By 4:55 p.m. on Friday, only 1,804 of the county’s 22,606 registered voters had cast their ballots. Early voting ends at 5 p.m. this Friday.
On Monday evening, I sent to both of the candidates a list of 10 questions, asking them to provide answers to be posted on my blog.
I received the responses from Strickland on Thursday and from Thomas on Friday.
Thomas added some additional information about himself at the end of the form, and I left the information as he had provided it.
The responses show the differences between Thomas and Strickland highlighted above and some of the similarities.
Strickland has moderated some of his responses from the candidate forums.
At the June 3 forum organized by the Chamber of Commerce, in response to a question about Superintendent John Jackson, Strickland said “if we can get rid of him without having to pay him, let’s get rid of him.”
Thomas said Jackson had a contract and the county did not need a situation where someone was being paid and not working.
And at the June 9 candidate forum , the candidates were asked to comment on “turnover and turmoil in the Oconee County School System in the last two years.”
Thomas said some turnover, at least, was routine, but Strickland said “some of the things that have been done brought me to a boil, and that is why I’m here.”
In response to an invitation from the Board of Education to all the candidates who had filed for either Post 2 or Post 3, Strickland had applied for the then-open Post 5 position.

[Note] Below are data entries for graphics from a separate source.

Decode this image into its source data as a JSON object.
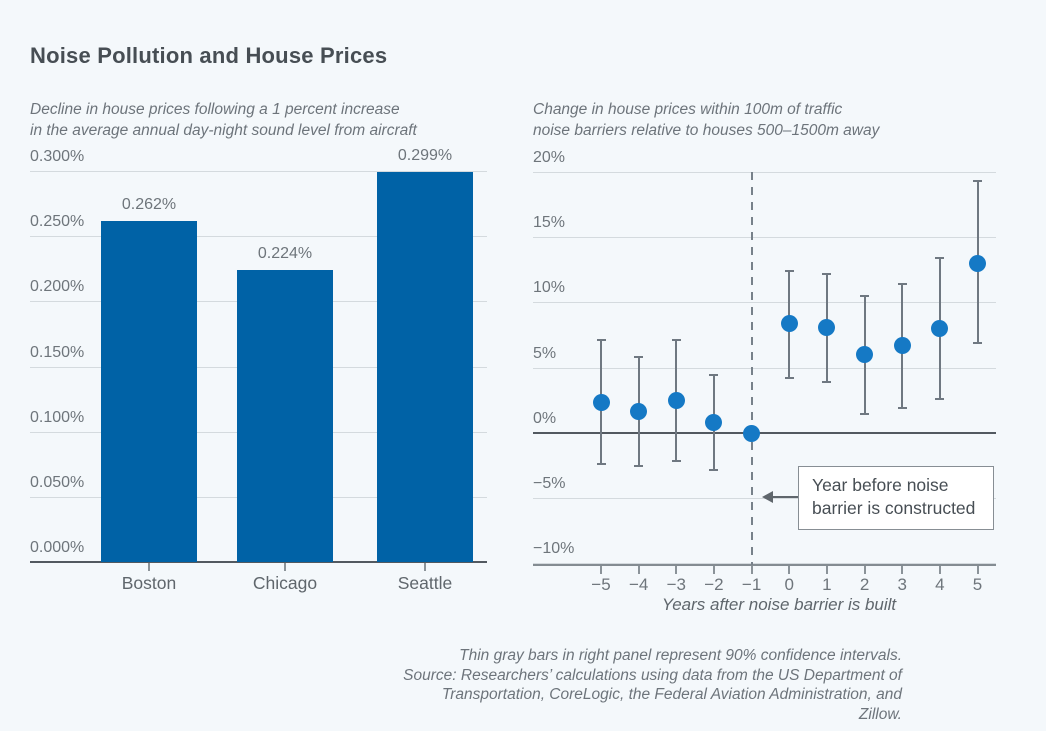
{
  "page": {
    "title": "Noise Pollution and House Prices",
    "caption_lines": [
      "Thin gray bars in right panel represent 90% confidence intervals.",
      "Source: Researchers’ calculations using data from the US Department of",
      "Transportation, CoreLogic, the Federal Aviation Administration, and Zillow."
    ]
  },
  "colors": {
    "bg": "#f4f8fb",
    "bar": "#0062a6",
    "dot": "#1579c5",
    "whisker": "#6f7881",
    "grid": "#d4dade",
    "axis_dark": "#525960",
    "axis_med": "#848c92",
    "tick": "#8b9399",
    "dash": "#77818a",
    "arrow": "#5f666c",
    "ann_border": "#878e94",
    "ann_bg": "#ffffff",
    "text_dark": "#474e54",
    "text_gray": "#6d747b",
    "text_axis": "#6e757b",
    "text_axis2": "#5f666c"
  },
  "chart_data": [
    {
      "type": "bar",
      "title_lines": [
        "Decline in house prices following a 1 percent increase",
        "in the average annual day-night sound level from aircraft"
      ],
      "categories": [
        "Boston",
        "Chicago",
        "Seattle"
      ],
      "values": [
        0.262,
        0.224,
        0.299
      ],
      "value_labels": [
        "0.262%",
        "0.224%",
        "0.299%"
      ],
      "ytick_labels": [
        "0.300%",
        "0.250%",
        "0.200%",
        "0.150%",
        "0.100%",
        "0.050%",
        "0.000%"
      ],
      "ylim": [
        0,
        0.3
      ],
      "grid": true,
      "legend": "none"
    },
    {
      "type": "scatter",
      "title_lines": [
        "Change in house prices within 100m of traffic",
        "noise barriers relative to houses 500–1500m away"
      ],
      "x": [
        -5,
        -4,
        -3,
        -2,
        -1,
        0,
        1,
        2,
        3,
        4,
        5
      ],
      "xtick_labels": [
        "−5",
        "−4",
        "−3",
        "−2",
        "−1",
        "0",
        "1",
        "2",
        "3",
        "4",
        "5"
      ],
      "y": [
        2.3,
        1.6,
        2.5,
        0.8,
        -0.1,
        8.4,
        8.1,
        6.0,
        6.7,
        8.0,
        13.0
      ],
      "ci90_low": [
        -2.4,
        -2.6,
        -2.2,
        -2.9,
        null,
        4.2,
        3.9,
        1.4,
        1.9,
        2.6,
        6.9
      ],
      "ci90_high": [
        7.1,
        5.8,
        7.1,
        4.4,
        null,
        12.4,
        12.2,
        10.5,
        11.4,
        13.4,
        19.3
      ],
      "ytick_labels": [
        "20%",
        "15%",
        "10%",
        "5%",
        "0%",
        "−5%",
        "−10%"
      ],
      "ytick_values": [
        20,
        15,
        10,
        5,
        0,
        -5,
        -10
      ],
      "ylim": [
        -10,
        20
      ],
      "xlabel": "Years after noise barrier is built",
      "dashed_line_x": -1,
      "annotation": {
        "text_lines": [
          "Year before noise",
          "barrier is constructed"
        ],
        "points_to_x": -1
      },
      "grid": true,
      "legend": "none"
    }
  ]
}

He was the only one who did so.
He subsequently was rejected, the board solicited other applicants, and Wayne Bagley was selected.
Incumbent Post 3 member Kim Argo was the only candidate to file for that slot and will be on the November ballot unopposed.
Thomas has raised $6,437 for his campaign, which included the primary battle with Guest, and spent $5,630, most of it on signs and advertising with the two local weeklies.
Strickland has not raised any money, but he has spent $637 on yard signs, his only campaign expense.
In response to my question about criticism of Superintendent Jackson, Strickland said his “job is not to criticize what has happened in the past but to bring something new to the table.”
“Oconee County needs a visionary who is politically astute, understands how to network and has a strong business background,” he wrote. “We need a person who can look 15 years into the future, understand where we need to be at that date and then has the gumption and skills to take us to that place.”
“I will not become a school board member with preconceived opinions about the performance of the school superintendent or other personnel,” Thomas wrote in his response. “I will evaluate the performance of the staff objectively and address each issue based on the facts presented.”
Thomas responded to a question about the unique characteristics, talents and perspectives he would bring to the Board by saying that he is “willing to listen to ideas and solutions from parents, teachers, administrators, support personnel, students, local citizens, and local organizations...I will communicate, cooperate, and coordinate with my colleagues.”
Strickland said he would bring outside perspectives to the board. “I have lived beyond our borders. I know what is being accomplished in other school systems,” he said. “And I know our school system is capable of achieving those great and many things if we have the right leadership.”
Thomas said voters should select him on Nov. 2 because “I have a deep interest in our school system... I am a life long resident and my family has been in Oconee County for several generations.”
“The students, teachers, administrators and parents have created a legacy of excellence in our schools,” Thomas continued. “The school board serves as a steward of that legacy. Let us preserve this tradition of excellence by voting for me.”
“The public should vote for me because the current board doesn’t want me in there,” Strickland said in response to the same question.
“I’m different. I’m new. I’m transparent. I’m not afraid to admit when I am wrong. I’m in this for you and your kids.”